The Darkest Magic

The Darkest MagicA few months ago I recommended Morgan Rhodes’ A Book of Spirits and Thieves, the urban fantasy spin-off to her high fantasy Falling Kingdoms series. Last month the sequel, The Darkest Magic, was released. Carrying on from where ABOSAT left off, The Darkest Magic explores the consequences of Farrell’s decisions, the darker side to Maddox’s magic, and what Becca’s supernatural heritage means for her family.

As I mentioned in my recommendation for ABOSAT, the sibling relationship between Crys and Becca is nuanced and realistic; they’re neither best friends nor constantly bickering. The Darkest Magic adds a new level to this, with Becca’s burgeoning supernatural connection. It’s not something Becca wants, and it’s not something she benefits from in any perceptible manner, yet it’s undeniably important in terms of stopping Markus and Valoria.
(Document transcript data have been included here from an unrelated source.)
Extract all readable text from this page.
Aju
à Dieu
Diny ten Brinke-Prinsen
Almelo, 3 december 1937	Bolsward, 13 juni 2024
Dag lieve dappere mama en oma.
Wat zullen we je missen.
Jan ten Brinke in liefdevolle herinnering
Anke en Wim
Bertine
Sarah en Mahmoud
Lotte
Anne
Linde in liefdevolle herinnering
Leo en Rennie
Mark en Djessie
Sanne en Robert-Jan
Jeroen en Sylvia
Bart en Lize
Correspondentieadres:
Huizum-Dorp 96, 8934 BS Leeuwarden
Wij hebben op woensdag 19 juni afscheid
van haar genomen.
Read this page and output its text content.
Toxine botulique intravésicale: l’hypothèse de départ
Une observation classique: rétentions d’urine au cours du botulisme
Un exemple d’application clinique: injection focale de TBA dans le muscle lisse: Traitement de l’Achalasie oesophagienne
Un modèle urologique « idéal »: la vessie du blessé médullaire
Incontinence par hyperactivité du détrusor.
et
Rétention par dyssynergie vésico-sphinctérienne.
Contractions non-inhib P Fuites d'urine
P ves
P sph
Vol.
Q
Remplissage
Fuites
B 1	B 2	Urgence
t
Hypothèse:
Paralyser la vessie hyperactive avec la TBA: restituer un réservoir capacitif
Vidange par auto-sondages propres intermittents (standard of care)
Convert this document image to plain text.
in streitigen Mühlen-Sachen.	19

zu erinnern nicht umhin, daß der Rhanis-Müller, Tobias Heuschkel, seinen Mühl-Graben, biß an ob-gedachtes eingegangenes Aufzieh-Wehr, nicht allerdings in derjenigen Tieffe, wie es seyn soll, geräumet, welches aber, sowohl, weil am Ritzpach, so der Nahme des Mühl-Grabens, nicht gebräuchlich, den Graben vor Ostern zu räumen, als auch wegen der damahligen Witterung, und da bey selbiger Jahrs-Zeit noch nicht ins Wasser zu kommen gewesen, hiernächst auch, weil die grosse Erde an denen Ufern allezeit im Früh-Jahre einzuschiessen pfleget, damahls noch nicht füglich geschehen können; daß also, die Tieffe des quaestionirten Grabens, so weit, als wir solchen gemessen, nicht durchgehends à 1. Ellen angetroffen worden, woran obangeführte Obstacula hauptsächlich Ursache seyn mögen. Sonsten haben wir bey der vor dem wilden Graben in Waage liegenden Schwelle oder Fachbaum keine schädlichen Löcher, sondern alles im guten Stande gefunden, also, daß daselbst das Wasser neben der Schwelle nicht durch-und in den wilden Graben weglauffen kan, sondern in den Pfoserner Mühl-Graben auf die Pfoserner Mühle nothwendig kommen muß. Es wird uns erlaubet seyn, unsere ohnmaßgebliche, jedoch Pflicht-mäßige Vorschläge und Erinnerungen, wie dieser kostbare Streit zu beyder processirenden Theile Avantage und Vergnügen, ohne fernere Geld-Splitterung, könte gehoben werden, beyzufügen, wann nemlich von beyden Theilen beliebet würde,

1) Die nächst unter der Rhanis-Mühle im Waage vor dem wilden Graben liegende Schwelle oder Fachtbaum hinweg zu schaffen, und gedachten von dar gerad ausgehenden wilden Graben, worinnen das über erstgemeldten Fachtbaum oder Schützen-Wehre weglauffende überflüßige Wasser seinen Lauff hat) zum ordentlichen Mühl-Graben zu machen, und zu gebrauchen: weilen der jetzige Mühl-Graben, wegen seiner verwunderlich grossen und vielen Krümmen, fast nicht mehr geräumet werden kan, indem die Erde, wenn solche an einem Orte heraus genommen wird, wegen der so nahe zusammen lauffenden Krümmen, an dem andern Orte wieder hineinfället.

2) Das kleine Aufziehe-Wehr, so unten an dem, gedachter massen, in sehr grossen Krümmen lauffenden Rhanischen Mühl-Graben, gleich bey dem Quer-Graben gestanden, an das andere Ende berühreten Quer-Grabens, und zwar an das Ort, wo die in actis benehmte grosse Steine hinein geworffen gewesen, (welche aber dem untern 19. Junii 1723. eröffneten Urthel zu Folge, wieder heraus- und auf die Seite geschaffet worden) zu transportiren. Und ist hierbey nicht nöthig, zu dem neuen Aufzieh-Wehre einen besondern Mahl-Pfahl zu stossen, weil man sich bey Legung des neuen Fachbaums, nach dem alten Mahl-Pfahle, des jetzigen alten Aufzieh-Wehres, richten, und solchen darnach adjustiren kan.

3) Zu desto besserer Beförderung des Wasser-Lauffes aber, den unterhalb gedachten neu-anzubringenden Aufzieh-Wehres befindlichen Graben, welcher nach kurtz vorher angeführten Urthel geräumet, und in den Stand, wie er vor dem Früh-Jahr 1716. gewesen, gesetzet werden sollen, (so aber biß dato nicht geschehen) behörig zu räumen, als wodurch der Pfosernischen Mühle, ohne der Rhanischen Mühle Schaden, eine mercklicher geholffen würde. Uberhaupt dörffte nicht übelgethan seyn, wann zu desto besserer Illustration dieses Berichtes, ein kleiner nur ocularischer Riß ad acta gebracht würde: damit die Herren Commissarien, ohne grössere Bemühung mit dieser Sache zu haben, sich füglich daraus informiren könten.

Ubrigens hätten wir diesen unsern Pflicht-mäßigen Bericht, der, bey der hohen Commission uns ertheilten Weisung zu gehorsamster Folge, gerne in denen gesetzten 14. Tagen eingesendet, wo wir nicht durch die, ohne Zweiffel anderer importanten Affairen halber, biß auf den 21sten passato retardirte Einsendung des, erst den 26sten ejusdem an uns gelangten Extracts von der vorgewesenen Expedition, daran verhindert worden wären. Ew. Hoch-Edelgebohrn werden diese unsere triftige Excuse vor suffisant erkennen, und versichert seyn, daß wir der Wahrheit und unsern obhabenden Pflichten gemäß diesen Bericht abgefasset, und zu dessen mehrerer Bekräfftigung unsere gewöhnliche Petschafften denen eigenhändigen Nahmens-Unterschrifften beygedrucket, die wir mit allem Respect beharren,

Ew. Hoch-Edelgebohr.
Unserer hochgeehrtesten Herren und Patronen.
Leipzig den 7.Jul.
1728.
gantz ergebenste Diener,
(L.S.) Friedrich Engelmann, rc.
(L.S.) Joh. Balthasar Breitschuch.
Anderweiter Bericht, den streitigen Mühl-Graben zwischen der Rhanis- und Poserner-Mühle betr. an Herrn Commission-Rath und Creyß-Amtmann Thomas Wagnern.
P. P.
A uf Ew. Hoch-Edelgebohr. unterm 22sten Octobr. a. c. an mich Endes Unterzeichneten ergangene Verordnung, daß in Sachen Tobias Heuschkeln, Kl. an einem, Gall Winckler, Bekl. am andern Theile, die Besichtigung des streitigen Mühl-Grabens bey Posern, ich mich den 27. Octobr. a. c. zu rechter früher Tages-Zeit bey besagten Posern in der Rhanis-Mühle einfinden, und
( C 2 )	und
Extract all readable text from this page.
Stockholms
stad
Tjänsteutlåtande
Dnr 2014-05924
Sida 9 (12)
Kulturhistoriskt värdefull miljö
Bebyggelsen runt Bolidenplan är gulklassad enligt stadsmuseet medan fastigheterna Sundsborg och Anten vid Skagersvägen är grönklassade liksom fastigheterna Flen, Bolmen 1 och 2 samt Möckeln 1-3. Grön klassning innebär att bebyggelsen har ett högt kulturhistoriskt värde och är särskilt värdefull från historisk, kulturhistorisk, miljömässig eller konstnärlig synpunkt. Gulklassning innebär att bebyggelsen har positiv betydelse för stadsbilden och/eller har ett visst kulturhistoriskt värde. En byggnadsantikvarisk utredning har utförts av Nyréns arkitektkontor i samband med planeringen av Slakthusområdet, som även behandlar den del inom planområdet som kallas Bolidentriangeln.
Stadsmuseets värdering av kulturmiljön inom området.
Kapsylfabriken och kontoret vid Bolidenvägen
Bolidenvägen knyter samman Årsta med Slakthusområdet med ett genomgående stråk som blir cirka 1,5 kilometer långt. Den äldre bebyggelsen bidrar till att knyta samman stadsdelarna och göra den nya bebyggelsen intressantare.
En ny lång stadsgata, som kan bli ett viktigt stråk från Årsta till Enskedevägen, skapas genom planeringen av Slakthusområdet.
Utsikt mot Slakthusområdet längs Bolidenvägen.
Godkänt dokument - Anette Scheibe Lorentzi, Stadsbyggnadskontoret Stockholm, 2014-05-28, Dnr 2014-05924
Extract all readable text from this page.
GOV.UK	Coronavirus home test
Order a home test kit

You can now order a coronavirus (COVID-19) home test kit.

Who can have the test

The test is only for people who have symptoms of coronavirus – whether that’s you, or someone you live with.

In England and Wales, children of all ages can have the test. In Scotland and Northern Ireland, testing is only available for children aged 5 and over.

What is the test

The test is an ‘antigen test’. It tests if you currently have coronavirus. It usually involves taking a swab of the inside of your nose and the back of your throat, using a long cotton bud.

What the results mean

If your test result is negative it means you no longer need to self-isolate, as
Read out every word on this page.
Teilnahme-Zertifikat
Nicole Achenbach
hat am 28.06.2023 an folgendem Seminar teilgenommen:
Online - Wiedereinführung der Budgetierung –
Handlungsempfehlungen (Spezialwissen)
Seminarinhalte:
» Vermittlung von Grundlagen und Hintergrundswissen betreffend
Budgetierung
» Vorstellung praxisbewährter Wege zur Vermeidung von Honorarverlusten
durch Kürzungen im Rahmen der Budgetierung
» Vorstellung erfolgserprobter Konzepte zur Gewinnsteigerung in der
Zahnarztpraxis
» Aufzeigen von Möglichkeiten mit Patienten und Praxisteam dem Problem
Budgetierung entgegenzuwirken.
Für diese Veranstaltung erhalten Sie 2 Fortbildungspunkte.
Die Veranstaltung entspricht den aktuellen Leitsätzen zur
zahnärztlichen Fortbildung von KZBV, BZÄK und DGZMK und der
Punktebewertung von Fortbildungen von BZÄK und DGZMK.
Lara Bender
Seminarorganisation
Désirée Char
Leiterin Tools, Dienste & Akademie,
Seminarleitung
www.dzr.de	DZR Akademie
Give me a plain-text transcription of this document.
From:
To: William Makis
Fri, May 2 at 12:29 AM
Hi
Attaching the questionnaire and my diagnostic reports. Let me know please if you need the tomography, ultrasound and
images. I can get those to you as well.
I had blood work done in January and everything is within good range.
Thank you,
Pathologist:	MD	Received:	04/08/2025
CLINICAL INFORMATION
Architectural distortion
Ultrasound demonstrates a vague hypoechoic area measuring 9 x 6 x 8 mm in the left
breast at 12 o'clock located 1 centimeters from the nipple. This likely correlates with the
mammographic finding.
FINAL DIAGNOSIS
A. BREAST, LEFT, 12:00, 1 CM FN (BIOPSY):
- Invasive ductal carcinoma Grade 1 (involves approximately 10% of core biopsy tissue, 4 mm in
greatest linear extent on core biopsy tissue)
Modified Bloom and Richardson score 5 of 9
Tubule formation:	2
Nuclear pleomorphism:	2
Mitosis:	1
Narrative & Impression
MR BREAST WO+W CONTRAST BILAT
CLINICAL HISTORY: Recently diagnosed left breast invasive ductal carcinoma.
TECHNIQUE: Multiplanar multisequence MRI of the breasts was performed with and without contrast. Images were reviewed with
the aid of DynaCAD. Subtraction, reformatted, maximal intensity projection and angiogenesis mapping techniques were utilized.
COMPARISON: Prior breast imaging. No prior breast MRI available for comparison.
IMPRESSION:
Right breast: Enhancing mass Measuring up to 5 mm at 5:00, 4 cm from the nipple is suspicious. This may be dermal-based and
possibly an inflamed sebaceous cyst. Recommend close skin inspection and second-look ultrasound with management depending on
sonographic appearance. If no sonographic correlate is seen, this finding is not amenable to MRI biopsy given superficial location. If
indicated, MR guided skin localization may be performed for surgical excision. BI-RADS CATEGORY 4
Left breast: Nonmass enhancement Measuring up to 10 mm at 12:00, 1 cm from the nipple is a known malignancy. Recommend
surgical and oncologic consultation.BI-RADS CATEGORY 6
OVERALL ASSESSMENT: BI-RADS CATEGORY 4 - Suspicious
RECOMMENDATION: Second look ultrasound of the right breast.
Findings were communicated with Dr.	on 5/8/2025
This leaves Crys envious of her sister’s importance, because it dawns on her that she’s the only one in her circle who is replaceable. At once she envies Becca and realises how ridiculous it is to envy Becca for something like this. It’s such a very sisterly thing to do, to both envy her sister and realise she shouldn’t, and I love that Rhodes doesn’t shy away from such contradictions.

Although Crys and Becca’s relationship is my favourite, the character whose POV I enjoyed the most was Farrell’s. At the end of ABOSAT, he accepted the third mark from Markus, subsuming his will to his master’s. While reading the book, it’s never quite clear how much of his thoughts and actions are truly his, and how much of them are Markus’. At times he clearly appears to be acting under Markus’ influence, while at other times he appears himself. And yet it’s in those moments that we’re faced with the undeniable truth: We’ve never ‘met’ Farrell as himself, because he was already under Markus’ command when he was introduced. What results is a character whose motivations are nebulous even when we’re reading his own internal narrative.

This depth of characterisation will be familiar to readers of the Falling Kingdoms series, as will Rhodes’ willingness to heighten the stakes and create heart-stopping plot twists. The Darkest Magic will have you on the edge of your seat, desperate to learn what happens next. Without spoiling anything, there was one moment in particular near the climax of the novel that had me frantically reading ahead, unable to peel my eyes away from the page.

The sequel to ABOSAT is a thrilling, emotional installment that will leave you eagerly awaiting the conclusion to the trilogy.